Il Museo Civico Casa Cavassa di Saluzzo è stato selezionato tra le sedi della mostra “La Sabauda in tour” promossa dalla Direzione Regionale dei Beni Culturali e Paesaggistici del Piemonte e dalla Soprintendenza per i Beni Storici, Artistici ed Etnoantropologici del Piemonte.
Infatti, per consentire lo svolgimento dei complessi lavori di restauro in vista della definitiva apertura della nuova sede, prevista a dicembre 2014, la Galleria Sabauda è chiusa, ma non si è voluto privare il visitatore della possibilità di godere dei capolavori della Sabauda: da qui nasce il progetto espositivo “La Sabauda in tour per le città: proiezioni, esperimenti e verifiche sul territorio”, che verrà inaugurato il 29 maggio e
vede coinvolte 14 città del Piemonte. Sinteticamente, si aprono in contemporanea 18 mostre, tutte con protagoniste opere della Galleria Sabauda, appunto. Cinque esposizioni si svolgono a Torino, una a Palazzo di Città, quattro nei musei dello Stato, ovvero Palazzo Reale, Armeria Reale, Palazzo Carignano e Villa della Regina; le restanti in tredici grandi città del Piemonte, vale a dire Alba, Alessandria, Asti, Biella, Casale Monferrato, Cuneo, Domodossola, Ivrea, Novara, Saluzzo, Varallo, Verbania e Vercelli.
Il progetto, ideato dalla Soprintendente Edith Gabrielli, con il coordinamento della Direttrice della Galleria Sabauda Anna Maria Bava, prevede che ogni singola mostra si svolga a cura del funzionario di zona della Soprintendenza stessa, in accordo con le amministrazioni civiche e con il sostegno della Compagnia di San Paolo.
L’appuntamento è giovedì 29 maggio a Torino alle ore 12 per una presentazione generale dell’intero progetto, mentre nel pomeriggio verranno inaugurate le mostre presso le singole sedi. A Saluzzo, presso il Museo Civico Casa Cavassa la mostra sarà inaugurata alle ore 17 alla presenza della dott.ssa Valeria Moratti, funzionario di zona della Soprintendenza.
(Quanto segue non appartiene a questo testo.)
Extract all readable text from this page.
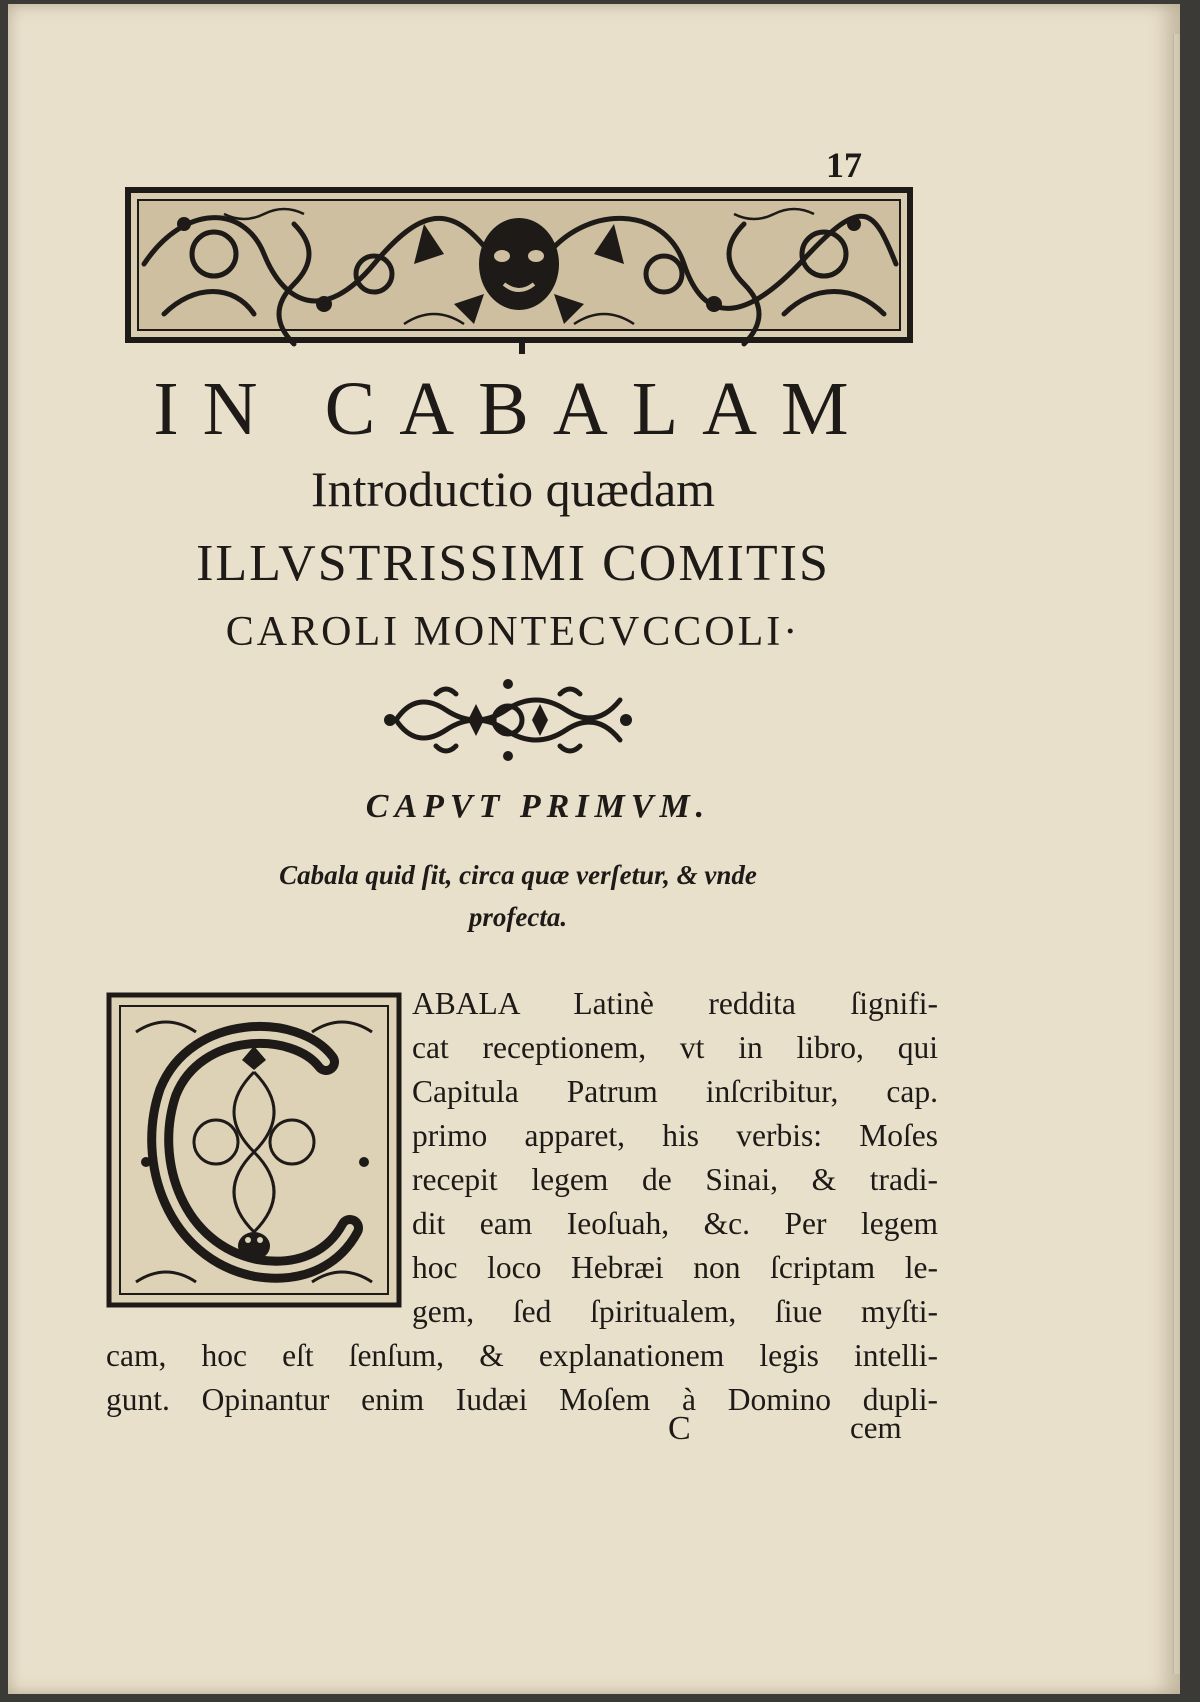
17
IN CABALAM
Introductio quædam
ILLVSTRISSIMI COMITIS
CAROLI MONTECVCCOLI·
CAPVT PRIMVM.
Cabala quid ſit, circa quæ verſetur, & vnde
profecta.
ABALA Latinè reddita ſignifi-
cat receptionem, vt in libro, qui
Capitula Patrum inſcribitur, cap.
primo apparet, his verbis: Moſes
recepit legem de Sinai, & tradi-
dit eam Ieoſuah, &c. Per legem
hoc loco Hebræi non ſcriptam le-
gem, ſed ſpiritualem, ſiue myſti-
cam, hoc eſt ſenſum, & explanationem legis intelli-
gunt. Opinantur enim Iudæi Moſem à Domino dupli-
C	cem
Sono oltre 50 le opere coinvolte e tutte di primo piano. E se l’esposizione del Ritratto di Carlo Alberto di Horace Vernet nel Salone degli Svizzeri di Palazzo Reale costituisce un doveroso omaggio al fondatore della Galleria, le altre mostre obbediscono invece ad alcune direttrici, frutto anche di un confronto proficuo con le singole amministrazioni. La prima direttrice è rappresentata dalla continuità con la cultura del territorio. Una seconda direttrice mette al centro il gusto di un determinato committente. Una terza direttrice mira a stabilire dialoghi inediti, sul piano linguistico e iconografico, tra opere - o sequenze di opere - e contesti diversi da quello abituale.
Ultimogenita di una precisa e determinata prospettiva museologica, messa a punto per rinsaldare i rapporti tra museo e territorio, “La Sabauda in tour per le città” si prefigge obiettivi assai concreti. Da un lato, intende garantire al pubblico la fruizione di alcune fra le più significative opere della collezione torinese anche durante l’estate 2014, quando la Manica Nuova di Palazzo Reale sarà sottoposta a una serie di lavori sulle strutture e sugli impianti, in funzione della sua riapertura stabile. Dall’altro, tanto più in una fase così delicata per la vita del Paese sembrava e sembra giusto che anche l’Amministrazione dei Beni Culturali fornisse un contributo fattivo allo sforzo comune di promuovere l’intero Piemonte sul difficile crinale del turismo, sia interno che esterno, andando a irrobustire una programmazione locale peraltro già adesso ricca e soddisfacente. Solo così, ovvero attraverso un’azione di pubblico servizio, capace di rappresentare e coinvolgere l’intera catena amministrativa e al limite la società civile nel suo complesso, sembra possibile mantenere fermi e vitali i principi della tutela territoriale integrata, volti cioè a proteggere l’intero contesto, anziché soltanto il bene singolo.